Le capitalisme est contre l’innovation

La seule dimension du modèle de Humboldt qui doit demeurer et s’actualiser, c’est celle du professeur-chercheur : les chercheurs-es doivent enseigner le fruit des travaux qu’ils et elles conduisent. L’université est moins un lieu de transmission (aucun savoir ne naît de la simple récapitulation et tout est toujours à réécrire et à repenser) qu’un lieu qui cherche à cultiver et engendrer, à tous les cycles d’études, une disposition à la curiosité et à l’innovation. Cette disposition rime avec émancipation, car toute analyse du réel, disait Bertolt Brecht, est du côté du peuple et de l’opprimé. Ne nous laissons pas berner par cette autodescription du capitalisme qui se dépeint dans les couleurs du progrès, de l’avenir et de l’innovation. Le Capital ne favorise l’innovation que si elle accroît le Capital, car le Capital ne favorise au fond que le Capital. Même s’il y a belle lurette que des universitaires et leurs alliés-es de partout dans la société ont produit des modèles d’économie et de technologie sans pétrole, disant que les voies de redistribution de la richesse passent par un revenu minimum garanti, qu’une taxation minime des flux financiers sera la solution à la baisse du revenu public, que la décroissance sera le passage obligé d’une sauvegarde de la planète, etc, le capitalisme renvoie ces propositions d’avant-garde aux calendes grecques et agit plus que jamais comme frein à l’innovation et barrage sur l’avenir.

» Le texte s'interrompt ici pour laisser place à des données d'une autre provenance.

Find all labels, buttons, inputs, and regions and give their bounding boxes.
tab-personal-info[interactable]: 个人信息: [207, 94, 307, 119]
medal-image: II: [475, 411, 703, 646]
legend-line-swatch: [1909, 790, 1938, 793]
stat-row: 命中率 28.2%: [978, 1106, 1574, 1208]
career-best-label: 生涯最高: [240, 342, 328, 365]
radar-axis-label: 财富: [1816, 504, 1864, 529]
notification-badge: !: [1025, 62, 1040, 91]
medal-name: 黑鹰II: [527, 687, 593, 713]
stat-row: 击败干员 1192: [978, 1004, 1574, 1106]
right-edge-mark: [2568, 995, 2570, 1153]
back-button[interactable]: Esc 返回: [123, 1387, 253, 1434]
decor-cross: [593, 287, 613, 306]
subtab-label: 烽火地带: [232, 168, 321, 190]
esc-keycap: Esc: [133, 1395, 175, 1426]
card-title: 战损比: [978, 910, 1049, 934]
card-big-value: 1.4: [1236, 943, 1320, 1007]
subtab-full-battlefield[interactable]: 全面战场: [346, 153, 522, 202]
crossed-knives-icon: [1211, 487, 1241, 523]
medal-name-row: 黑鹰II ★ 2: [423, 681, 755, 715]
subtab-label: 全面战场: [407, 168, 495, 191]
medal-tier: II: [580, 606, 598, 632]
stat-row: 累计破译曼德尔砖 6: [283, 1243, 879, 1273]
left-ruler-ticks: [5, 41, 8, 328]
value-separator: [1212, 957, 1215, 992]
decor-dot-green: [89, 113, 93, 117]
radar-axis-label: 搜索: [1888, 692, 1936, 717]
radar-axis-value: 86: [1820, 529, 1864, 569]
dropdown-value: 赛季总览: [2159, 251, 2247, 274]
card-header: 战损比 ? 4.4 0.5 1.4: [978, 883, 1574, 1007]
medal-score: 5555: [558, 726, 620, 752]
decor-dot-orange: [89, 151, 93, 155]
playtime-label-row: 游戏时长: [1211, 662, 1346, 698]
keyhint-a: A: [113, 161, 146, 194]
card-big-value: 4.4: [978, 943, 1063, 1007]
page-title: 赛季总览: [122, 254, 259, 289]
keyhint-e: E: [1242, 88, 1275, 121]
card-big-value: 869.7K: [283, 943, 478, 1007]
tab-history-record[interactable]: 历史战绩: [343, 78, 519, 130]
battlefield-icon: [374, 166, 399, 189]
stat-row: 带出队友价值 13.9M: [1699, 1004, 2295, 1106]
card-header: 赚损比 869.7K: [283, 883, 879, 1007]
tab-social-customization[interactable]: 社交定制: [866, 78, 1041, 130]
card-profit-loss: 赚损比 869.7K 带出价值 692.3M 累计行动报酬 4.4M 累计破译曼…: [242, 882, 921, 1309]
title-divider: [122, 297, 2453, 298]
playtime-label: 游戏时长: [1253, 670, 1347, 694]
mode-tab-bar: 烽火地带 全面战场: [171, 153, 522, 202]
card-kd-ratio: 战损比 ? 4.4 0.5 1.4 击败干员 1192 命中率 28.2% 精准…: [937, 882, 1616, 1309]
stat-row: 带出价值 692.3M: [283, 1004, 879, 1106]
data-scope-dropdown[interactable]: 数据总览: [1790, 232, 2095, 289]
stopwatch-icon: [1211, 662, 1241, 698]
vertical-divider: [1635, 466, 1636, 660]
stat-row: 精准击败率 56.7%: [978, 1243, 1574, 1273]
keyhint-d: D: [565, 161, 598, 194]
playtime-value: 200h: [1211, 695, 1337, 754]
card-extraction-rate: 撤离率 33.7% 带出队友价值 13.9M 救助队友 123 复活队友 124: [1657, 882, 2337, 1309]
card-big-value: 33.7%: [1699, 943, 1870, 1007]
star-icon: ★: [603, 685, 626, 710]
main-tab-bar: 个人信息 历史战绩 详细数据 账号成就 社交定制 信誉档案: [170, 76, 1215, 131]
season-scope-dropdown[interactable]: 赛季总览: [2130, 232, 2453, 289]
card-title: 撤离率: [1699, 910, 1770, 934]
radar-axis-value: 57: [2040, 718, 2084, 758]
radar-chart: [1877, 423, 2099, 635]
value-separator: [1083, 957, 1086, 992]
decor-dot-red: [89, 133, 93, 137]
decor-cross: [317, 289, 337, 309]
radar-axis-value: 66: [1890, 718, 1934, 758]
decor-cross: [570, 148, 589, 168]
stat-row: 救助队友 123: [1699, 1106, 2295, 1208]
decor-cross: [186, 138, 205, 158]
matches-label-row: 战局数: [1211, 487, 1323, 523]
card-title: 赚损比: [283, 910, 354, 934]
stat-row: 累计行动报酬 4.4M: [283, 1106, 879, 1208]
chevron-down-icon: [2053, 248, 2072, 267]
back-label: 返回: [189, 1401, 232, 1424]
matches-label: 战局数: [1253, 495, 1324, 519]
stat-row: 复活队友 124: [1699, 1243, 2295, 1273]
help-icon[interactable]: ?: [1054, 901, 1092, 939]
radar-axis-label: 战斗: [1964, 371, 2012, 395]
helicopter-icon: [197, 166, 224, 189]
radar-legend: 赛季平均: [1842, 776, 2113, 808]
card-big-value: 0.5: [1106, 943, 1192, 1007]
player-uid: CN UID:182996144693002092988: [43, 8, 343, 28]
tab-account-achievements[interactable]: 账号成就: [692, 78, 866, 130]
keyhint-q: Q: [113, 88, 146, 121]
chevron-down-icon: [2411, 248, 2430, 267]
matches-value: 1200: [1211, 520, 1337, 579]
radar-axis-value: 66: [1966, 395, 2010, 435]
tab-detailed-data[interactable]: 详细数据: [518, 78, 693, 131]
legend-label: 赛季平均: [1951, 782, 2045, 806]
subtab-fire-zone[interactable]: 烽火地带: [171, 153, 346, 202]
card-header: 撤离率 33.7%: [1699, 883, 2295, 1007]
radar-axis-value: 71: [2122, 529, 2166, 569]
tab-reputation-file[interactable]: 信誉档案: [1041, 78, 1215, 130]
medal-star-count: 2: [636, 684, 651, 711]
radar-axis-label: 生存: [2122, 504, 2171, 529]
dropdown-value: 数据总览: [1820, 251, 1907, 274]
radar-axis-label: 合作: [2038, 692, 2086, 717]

Les étudiants-es qui sont dans la rue ce printemps doivent être entendus-es. La privatisation de l’accès à la connaissance et la marchandisation de celle-ci découlent des pressions du capitalisme et de la complicité malheureuse des gouvernements et des cadres universitaires qui gèrent leurs institutions dans ces paramètres. Parmi tous les fronts et toute la diversité des luttes, la bataille de l’université implique pour nous de se débarrasser du double corset du passé autoritaire et des demandes du Capital. Soyons radicaux, parlons et faisons le présent, l’avenir.

Note à Jean Charest et à Line Beauchamp qui brandissent le « modèle » ontarien comme une panacée : nous vous invitons personnellement à venir passer quelques heures avec nous à l’Université d’Ottawa. Ce sera un cours intensif et pratique sur le « modèle » de vos rêves et ce sera gratuit !

 

Jean-Pierre Couture, professeur

Julie Depelteau, doctorante

Dalie Giroux, professeure

Dimitri Karmis, professeur

Amélie-Anne Mailhot, doctorante

Observatoire des nouvelles pratiques symboliques, Université d’Ottawa


[1] Selon statistique Canada, en 2011-2012, la moyenne pour les étudiant-e-s à temps complet du premier cycle de l’Ontario est de 6640$ par année, comparativement à 2519$ au Québec.